Paul Moulènes, directeur de La Traverse à Cléon se montre moins patient. « j’ai envie de rependre maintenant. Pour nous, c’est maintenant que nous pouvons rouvrir. Nous savons faire et appliquer les conditions sanitaires. Nous avons fait nos preuves ». Un sentiment partagé avec Thierry Jourdain. « Les protocoles étaient au point. Nous avons tous vu que cela fonctionnait. Nous fonctionnons sur de petites jauges et le public jouait le jeu »

Des tests ?

Dans ce contexte sanitaire compliqué, chaque actrice et acteur de la vie culturelle normande n’appelle pas aux ouvertures sauvages. Autre sujet de débat : l’organisation de concerts-tests qui se tiendront prochainement à Marseille. Bertrand Landais considère que « cela permet de voir ce qui est contrôlable ou pas. Tout ce qui se fait pour accroître la connaissance et alimenter la maîtrise est important ». Paul Moulènes est moins enthousiaste. « Ce sont des solutions pour les grands lieux, pour ceux qui voient la culture comme un business. Les plus petits ne peuvent pas mettre cela en place ». 

Jean-Christophe Aplincourt s’interroge aussi sur ces concerts-tests. « À Barcelone, c’était un panel de personnes non malades. Est-il représentatif ? L’effet collectif ne produit pas a priori de malades. Faut-il mettre en œuvre un système de tests à l’entrée ? C’est très compliqué en terme non seulement d’organisation et de droits. Il y a aujourd’hui une pression forte de la part des festival qui risquent une deuxième année blanche. Glastonbury est déjà annulé. Avec Roskilde, ce sont deux événements de référence ».

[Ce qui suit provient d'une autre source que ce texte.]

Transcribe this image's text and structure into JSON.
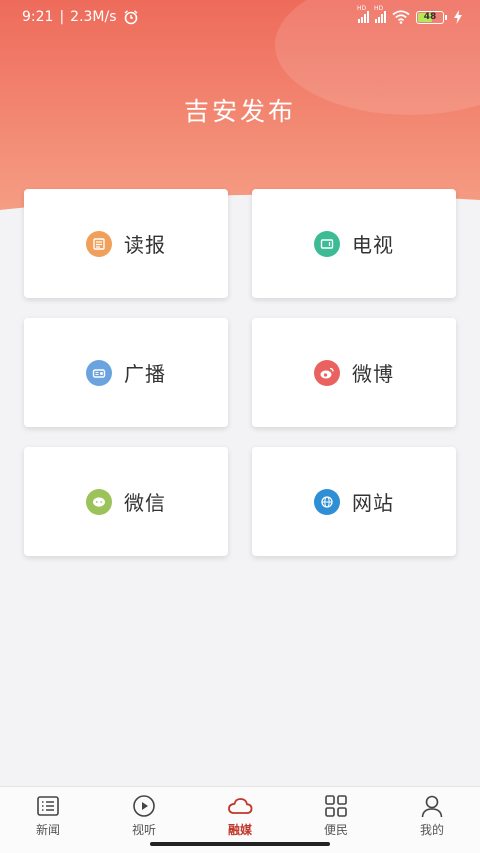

Selon David Bobée et Simon Fleury, ce ne sont pas aux structures de mener les expériences. « Nous sommes fermés depuis des mois, il faudrait des études plus générales sur les lieux de contamination », remarque le directeur de L’Éclat. Il faudra encore attendre pour le directeur du 106. « Quand le système est détraqué, on peut juste l’altérer, effectuer des modulations. Les solutions ne sont pas à notre portée ».